Les E. coli sont des bactéries, bacille à gram négatif, mesurant de 2 à 4 µm de long et d’un diamètre d’environ 0,6 µm. On les retrouve dans le tube digestif des animaux à sang chaud.

La majorité des E. coli n’est pas pathogène (heureusement), cependant, certaines souches de E. coli sont pathogènes pour l’homme, comme les STEC.

En ce qui concerne les souches STEC pathogènes, on a découvert que la plupart d’entre elles possédaient les gènes de virulence suivants :

–       stx1 et stx2 : gène codant pour la production de shigatoxine.

–       eae : gène codant pour l’intimine (qui est un facteur favorisant la pathogénicité de la souche).

Mais toutes les souches de E. coli possédant les gènes stx et eae ne sont pas toutes à l’origines de cas graves d’infections humaines à STEC. Pour déterminer les bactéries les plus pathogènes pour l’homme, on utilise les données épidémiologiques. Ces données font ressortir qu’en France, 5 sérotypes sont responsables de la majorité des infections (O157:H7, O26:H11, O103:H2, O111:H8, O145:H28). On parle du Big 5 ou de Top 5.

 Toutes ces informations permettent de classer les E. coli (selon les définitions de l’ANSES):

Gènes de virulence et sérotypesSouches isolées dans les aliments
stxSTEC
stx et eaeSTEC pathogènes
stx, eae et les 5 sérotypes (Big 5)STEC hautement pathogènes (HP)

 Il existe donc 3 types de STEC; Les STEC, les STEC pathogènes et les STEC HP (hautement pathogènes).

Retrouvez notre cahier des charges pour la détection des STEC

Les conséquences d’une contamination d’aliments par un STEC

Si les contaminations aux STEC n’avaient aucun effet sur l’homme, on n’en parlerait pas…mais malheureusement ce n’est pas le cas.

 Chaque année les STEC sont responsables d’1 million de malades et de 128 décès dans le monde, touchant principalement des enfants.

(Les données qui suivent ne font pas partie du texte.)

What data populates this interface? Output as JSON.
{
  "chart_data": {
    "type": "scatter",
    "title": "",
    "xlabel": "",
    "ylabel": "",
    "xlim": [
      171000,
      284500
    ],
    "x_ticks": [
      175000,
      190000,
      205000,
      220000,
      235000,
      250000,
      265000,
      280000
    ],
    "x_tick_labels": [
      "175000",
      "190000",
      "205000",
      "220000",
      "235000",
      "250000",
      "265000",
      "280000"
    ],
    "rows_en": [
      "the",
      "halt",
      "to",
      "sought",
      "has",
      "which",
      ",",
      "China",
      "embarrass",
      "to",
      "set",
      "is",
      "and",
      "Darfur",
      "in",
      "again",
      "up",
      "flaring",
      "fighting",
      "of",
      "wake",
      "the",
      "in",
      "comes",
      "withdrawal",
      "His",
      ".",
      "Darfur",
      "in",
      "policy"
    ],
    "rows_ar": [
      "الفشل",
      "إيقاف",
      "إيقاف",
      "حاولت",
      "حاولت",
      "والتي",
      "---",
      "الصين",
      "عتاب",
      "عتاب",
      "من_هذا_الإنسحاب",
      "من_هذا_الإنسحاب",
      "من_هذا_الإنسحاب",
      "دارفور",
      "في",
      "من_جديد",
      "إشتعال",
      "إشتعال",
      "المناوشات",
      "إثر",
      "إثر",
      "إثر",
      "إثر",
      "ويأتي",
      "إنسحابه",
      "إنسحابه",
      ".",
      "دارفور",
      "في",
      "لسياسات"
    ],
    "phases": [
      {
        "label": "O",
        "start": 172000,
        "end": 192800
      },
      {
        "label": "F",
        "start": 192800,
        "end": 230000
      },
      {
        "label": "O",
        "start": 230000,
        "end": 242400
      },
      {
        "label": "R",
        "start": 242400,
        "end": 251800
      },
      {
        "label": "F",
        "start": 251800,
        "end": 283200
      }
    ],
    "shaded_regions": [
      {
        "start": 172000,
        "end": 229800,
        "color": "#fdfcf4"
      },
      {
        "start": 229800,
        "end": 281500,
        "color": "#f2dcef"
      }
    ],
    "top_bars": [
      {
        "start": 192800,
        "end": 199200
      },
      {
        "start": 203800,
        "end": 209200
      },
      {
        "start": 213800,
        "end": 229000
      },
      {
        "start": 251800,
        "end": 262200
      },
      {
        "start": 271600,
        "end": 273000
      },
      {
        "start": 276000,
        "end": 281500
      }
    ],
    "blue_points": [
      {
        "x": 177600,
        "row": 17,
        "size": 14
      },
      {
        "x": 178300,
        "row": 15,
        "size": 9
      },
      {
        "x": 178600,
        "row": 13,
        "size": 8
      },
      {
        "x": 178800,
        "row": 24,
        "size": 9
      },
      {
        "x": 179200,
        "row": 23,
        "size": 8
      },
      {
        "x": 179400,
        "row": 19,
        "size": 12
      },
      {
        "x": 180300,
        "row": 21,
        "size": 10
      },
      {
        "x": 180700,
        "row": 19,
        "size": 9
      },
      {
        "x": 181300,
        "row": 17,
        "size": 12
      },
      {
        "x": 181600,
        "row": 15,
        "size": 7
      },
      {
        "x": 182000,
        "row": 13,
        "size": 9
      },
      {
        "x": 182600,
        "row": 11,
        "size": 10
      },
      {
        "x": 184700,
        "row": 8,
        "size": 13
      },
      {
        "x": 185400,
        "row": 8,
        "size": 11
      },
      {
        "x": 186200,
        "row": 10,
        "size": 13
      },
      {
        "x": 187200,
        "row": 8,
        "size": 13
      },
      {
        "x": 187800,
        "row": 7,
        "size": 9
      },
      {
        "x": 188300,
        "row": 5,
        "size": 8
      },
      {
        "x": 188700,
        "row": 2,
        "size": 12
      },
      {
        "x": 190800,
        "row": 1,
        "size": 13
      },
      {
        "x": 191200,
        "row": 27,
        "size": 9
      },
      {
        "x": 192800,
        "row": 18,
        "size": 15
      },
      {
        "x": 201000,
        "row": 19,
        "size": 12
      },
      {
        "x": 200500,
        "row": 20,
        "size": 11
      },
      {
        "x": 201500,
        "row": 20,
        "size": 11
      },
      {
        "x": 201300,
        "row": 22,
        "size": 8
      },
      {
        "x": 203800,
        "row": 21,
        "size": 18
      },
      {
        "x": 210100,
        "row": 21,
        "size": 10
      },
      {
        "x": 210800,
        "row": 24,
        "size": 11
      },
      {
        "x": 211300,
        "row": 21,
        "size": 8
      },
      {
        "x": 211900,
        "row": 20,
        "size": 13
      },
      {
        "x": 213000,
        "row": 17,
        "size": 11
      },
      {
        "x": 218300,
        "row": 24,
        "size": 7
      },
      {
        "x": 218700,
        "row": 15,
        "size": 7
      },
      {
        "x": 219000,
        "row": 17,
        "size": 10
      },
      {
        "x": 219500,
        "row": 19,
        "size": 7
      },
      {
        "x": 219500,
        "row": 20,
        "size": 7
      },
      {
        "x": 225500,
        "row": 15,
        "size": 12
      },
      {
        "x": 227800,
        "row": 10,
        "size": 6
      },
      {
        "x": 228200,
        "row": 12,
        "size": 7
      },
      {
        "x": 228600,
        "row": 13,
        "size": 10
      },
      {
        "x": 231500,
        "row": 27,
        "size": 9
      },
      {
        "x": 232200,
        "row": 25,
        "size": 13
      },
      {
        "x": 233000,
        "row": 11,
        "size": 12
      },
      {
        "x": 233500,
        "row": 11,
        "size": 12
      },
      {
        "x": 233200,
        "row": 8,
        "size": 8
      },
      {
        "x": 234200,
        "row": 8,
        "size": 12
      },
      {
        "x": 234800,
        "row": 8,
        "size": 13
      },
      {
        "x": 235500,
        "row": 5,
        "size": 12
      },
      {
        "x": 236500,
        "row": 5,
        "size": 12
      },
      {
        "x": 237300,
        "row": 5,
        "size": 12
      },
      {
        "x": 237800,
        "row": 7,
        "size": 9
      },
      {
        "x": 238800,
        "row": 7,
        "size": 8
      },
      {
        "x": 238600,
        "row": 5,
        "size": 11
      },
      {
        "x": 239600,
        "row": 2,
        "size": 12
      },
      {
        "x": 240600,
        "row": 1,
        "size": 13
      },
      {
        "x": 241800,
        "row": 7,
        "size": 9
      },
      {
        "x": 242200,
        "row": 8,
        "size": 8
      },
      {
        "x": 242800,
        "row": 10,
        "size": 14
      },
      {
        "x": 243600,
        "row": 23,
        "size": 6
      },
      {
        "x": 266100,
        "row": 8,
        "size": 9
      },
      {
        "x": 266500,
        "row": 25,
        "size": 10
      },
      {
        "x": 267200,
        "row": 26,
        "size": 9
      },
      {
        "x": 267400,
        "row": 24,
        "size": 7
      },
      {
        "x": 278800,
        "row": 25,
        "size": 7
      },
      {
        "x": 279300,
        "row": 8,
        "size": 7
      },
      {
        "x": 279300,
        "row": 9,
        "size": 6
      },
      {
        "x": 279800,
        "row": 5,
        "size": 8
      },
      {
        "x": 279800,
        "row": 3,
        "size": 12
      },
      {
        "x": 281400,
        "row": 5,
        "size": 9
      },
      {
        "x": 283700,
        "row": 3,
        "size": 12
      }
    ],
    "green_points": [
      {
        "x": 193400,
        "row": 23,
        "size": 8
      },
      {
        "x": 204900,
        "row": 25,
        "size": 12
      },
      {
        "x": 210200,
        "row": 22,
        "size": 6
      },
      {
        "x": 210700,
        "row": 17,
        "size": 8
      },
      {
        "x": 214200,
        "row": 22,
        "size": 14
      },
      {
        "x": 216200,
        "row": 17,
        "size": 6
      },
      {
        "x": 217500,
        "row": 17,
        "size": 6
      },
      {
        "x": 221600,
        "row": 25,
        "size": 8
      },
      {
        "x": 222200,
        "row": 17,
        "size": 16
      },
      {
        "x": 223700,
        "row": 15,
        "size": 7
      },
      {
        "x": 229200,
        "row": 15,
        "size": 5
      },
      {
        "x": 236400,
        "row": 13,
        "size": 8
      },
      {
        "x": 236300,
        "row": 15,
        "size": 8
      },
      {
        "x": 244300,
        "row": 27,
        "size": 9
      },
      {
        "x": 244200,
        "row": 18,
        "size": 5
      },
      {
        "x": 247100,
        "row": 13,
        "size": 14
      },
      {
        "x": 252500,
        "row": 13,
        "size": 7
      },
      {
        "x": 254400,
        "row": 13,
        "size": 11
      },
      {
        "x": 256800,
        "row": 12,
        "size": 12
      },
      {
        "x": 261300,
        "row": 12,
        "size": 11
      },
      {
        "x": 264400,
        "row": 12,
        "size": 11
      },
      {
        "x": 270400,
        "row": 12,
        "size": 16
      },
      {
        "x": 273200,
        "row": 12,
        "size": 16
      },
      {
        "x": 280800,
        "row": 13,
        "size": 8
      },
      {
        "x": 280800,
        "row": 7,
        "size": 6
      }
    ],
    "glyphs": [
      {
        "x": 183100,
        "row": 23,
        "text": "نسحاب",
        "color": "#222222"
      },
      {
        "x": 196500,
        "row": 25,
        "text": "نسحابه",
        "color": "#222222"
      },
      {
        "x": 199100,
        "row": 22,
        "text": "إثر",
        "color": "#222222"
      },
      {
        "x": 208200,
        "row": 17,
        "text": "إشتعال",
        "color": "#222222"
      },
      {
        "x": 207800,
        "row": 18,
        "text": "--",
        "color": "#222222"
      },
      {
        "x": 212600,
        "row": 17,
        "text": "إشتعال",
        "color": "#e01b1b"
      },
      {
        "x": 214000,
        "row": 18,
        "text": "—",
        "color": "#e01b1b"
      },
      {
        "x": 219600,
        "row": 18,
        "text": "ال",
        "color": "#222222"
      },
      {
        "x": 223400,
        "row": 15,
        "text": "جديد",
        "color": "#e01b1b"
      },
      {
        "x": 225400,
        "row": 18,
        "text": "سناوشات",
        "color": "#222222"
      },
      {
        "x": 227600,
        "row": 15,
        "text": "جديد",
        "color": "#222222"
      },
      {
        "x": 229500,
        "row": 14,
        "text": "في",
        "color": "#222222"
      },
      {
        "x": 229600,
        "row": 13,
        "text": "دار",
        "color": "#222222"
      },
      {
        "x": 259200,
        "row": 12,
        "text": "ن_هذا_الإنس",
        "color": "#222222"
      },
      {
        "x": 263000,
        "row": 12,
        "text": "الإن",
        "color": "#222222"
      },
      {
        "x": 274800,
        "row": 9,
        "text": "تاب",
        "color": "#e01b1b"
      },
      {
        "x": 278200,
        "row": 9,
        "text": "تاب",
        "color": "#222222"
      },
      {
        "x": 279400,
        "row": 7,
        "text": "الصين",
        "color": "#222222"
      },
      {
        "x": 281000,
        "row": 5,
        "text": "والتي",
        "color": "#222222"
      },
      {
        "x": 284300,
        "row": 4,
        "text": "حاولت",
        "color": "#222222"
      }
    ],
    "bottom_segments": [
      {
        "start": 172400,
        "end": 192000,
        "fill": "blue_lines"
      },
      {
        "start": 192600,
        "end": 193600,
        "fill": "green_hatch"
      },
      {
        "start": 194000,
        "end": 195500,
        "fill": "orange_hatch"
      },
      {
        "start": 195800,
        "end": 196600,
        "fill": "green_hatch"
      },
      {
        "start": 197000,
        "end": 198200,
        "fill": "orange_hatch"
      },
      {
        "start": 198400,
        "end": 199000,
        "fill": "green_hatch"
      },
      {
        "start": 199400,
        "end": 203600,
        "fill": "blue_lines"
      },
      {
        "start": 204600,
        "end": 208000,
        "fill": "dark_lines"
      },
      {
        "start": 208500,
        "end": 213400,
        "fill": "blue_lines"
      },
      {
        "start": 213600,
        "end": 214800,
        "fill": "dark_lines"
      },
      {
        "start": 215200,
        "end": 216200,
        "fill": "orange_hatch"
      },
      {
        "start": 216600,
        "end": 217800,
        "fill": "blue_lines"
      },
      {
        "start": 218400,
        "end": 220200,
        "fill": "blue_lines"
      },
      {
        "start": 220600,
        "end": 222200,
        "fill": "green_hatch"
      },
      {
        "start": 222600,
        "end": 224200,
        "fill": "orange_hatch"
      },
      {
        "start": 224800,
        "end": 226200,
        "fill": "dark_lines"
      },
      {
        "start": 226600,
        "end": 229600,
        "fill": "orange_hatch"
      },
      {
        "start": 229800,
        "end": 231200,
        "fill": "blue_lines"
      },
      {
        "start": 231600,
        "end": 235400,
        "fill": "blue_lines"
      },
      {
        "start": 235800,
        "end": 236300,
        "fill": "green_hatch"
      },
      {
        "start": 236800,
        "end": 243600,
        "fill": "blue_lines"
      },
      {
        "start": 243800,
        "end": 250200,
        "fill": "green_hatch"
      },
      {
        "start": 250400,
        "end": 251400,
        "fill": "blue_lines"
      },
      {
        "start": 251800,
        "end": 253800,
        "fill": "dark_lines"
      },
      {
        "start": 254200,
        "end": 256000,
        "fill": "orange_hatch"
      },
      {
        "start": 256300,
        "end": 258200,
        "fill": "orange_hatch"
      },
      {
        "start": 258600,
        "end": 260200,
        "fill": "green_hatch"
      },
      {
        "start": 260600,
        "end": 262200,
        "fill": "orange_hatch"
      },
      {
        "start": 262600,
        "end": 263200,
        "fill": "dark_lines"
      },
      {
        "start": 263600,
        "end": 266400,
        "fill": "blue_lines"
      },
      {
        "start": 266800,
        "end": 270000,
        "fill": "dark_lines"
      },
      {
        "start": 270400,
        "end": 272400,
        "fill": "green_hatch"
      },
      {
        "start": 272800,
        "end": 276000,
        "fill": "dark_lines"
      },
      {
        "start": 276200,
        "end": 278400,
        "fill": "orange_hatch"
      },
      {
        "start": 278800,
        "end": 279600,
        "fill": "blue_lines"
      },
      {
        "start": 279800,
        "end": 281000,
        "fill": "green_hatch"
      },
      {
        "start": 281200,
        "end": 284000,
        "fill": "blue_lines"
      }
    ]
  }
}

 Le principal mode de contamination c’est l’ingestion d’aliments crus ou insuffisamment cuits … contaminés par des STEC  (Les STEC sont facilement détruits par la chaleur).

Évolutions possibles suite à l’ingestion de STEC HP (Source)

Une contamination à STEC peut provoquer une “simple” diarrhée (même si tout le monde ayant déjà eu une diarrhée sait que ce n’est pas si simple que ça !).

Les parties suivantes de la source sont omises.